Holder's cryptographic proof binding them to the presentation.

Complete VP Example
{
  "@context": [
    "https://www.w3.org/ns/credentials/v2"
  ],
  "type": ["VerifiablePresentation"],
  "holder": "did:example:holder",
  "verifiableCredential": [
    {
      "@context": ["https://www.w3.org/ns/credentials/v2"],
      "type": ["VerifiableCredential", "IdentityCredential"],
      "issuer": "did:example:gov",
      "credentialSubject": {
        "id": "did:example:holder",
        "givenName": "Alice",
        "familyName": "Smith"
      }
    },
    {
      "@context": ["https://www.w3.org/ns/credentials/v2"],
      "type": ["VerifiableCredential", "EmploymentCredential"],
      "issuer": "did:example:employer",
      "credentialSubject": {
        "id": "did:example:holder",
        "employeeId": "EMP-12345"
      }
    }
  ],
  "proof": {
    "type": "DataIntegrityProof",
    "cryptosuite": "ecdsa-rdfc-2019",
    "created": "2024-01-15T10:30:00Z",
    "verificationMethod": "did:example:holder#key-1",
    "proofPurpose": "authentication",
    "challenge": "abc123xyz",
    "domain": "https://verifier.example.com",
    "proofValue": "z3FXQehH..."
  }
}

Holder Binding

The VP proof demonstrates that the presenter controls the private key associated with the holder identity. This prevents credential theft.

Challenge-Response

The verifier provides a random challenge value that the holder includes in their proof. This proves the presentation was created specifically for this request and prevents replay attacks.
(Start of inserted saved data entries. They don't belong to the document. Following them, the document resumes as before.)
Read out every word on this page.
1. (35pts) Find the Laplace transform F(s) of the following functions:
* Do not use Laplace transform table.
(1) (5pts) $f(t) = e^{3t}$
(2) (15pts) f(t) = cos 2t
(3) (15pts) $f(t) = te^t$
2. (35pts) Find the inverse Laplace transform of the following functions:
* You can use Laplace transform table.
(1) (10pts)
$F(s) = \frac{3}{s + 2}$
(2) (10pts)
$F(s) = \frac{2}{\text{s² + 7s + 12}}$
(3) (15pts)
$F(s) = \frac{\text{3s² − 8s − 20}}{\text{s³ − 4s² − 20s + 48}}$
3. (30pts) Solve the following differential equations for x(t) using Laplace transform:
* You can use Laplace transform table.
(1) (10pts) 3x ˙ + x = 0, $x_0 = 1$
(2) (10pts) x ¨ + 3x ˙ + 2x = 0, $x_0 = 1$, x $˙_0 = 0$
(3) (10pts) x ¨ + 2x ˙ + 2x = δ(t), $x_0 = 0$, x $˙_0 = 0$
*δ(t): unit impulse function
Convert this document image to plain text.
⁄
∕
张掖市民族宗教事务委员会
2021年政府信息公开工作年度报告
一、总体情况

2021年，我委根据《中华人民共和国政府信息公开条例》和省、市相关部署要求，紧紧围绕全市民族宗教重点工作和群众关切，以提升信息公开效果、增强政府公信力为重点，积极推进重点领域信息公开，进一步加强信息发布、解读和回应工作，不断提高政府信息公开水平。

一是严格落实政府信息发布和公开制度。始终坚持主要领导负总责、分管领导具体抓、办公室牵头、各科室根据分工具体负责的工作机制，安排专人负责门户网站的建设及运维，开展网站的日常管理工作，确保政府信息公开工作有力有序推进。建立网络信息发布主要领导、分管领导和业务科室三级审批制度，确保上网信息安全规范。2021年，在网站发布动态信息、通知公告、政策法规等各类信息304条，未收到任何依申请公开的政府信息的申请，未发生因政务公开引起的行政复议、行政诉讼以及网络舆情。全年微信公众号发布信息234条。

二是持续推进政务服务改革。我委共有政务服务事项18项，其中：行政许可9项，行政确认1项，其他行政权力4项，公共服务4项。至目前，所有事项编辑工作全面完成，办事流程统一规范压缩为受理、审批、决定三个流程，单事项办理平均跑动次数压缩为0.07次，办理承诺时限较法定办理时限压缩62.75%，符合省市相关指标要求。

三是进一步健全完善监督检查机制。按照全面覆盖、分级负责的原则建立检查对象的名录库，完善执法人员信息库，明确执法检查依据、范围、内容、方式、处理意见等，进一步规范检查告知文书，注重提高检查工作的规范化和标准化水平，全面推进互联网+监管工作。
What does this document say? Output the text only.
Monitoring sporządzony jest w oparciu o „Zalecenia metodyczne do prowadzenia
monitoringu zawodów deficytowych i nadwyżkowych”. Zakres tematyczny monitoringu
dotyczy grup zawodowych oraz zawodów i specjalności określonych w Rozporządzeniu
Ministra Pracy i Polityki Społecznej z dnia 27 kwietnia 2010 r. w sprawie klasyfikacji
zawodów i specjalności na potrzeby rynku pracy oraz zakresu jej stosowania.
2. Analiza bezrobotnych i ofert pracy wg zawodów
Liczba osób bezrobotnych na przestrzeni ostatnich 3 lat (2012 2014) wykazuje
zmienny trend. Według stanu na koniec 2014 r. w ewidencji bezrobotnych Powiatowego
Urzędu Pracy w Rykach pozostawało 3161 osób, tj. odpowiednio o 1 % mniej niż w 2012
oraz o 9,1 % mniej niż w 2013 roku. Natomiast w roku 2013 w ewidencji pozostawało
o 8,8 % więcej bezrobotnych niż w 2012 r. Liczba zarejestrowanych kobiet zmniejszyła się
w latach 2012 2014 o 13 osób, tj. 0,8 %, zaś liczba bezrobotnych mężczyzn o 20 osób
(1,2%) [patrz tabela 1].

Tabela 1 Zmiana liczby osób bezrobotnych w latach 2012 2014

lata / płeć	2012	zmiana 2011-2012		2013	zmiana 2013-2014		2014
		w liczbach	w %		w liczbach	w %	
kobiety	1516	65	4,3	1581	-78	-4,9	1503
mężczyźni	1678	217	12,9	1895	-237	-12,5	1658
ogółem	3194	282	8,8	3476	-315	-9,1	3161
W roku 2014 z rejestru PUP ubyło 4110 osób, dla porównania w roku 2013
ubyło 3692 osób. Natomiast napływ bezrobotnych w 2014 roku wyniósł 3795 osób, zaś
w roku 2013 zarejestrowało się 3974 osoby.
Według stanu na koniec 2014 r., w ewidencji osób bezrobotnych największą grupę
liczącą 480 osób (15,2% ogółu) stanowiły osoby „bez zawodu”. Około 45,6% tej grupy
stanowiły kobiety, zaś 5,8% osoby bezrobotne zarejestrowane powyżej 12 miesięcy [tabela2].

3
"challenge": "n-0S6_WzA2Mj",
"domain": "https://verifier.example.com"

Key Binding in Credentials

For maximum security, the credential subject ID should match the holder's DID, and the VP proof should use a key from that DID.

// In VC:
"credentialSubject": {
  "id": "did:example:holder"
}

// In VP proof:
"verificationMethod": "did:example:holder#key-1"
Bearer Credentials
Credentials without subject IDs or holder binding can be used by anyone who possesses them. This may be intentional (bearer tokens) but reduces security.

Verification Process

Verifiers must perform multiple checks to ensure a presentation is valid.

1

Structure Validation

Check that the VP conforms to the VCDM specification with required properties.

2

VP Proof Verification

Verify the holder's signature on the presentation, check challenge and domain.

3

VC Proof Verification

For each credential, verify the issuer's signature is valid.

4

Issuer Trust

Check that each credential's issuer is trusted for that credential type.

5

Temporal Validity

Verify current time is between validFrom and validUntil for each credential.

6

Status Check

If credentialStatus is present, query status list to check for revocation.

7

Business Rules

Apply verifier-specific rules to the claims (e.g., age >= 21, valid license type).

Verification vs Validation
Verification is cryptographic (signature checks). Validation is business logic (claim value checks). Both are required for a complete assessment.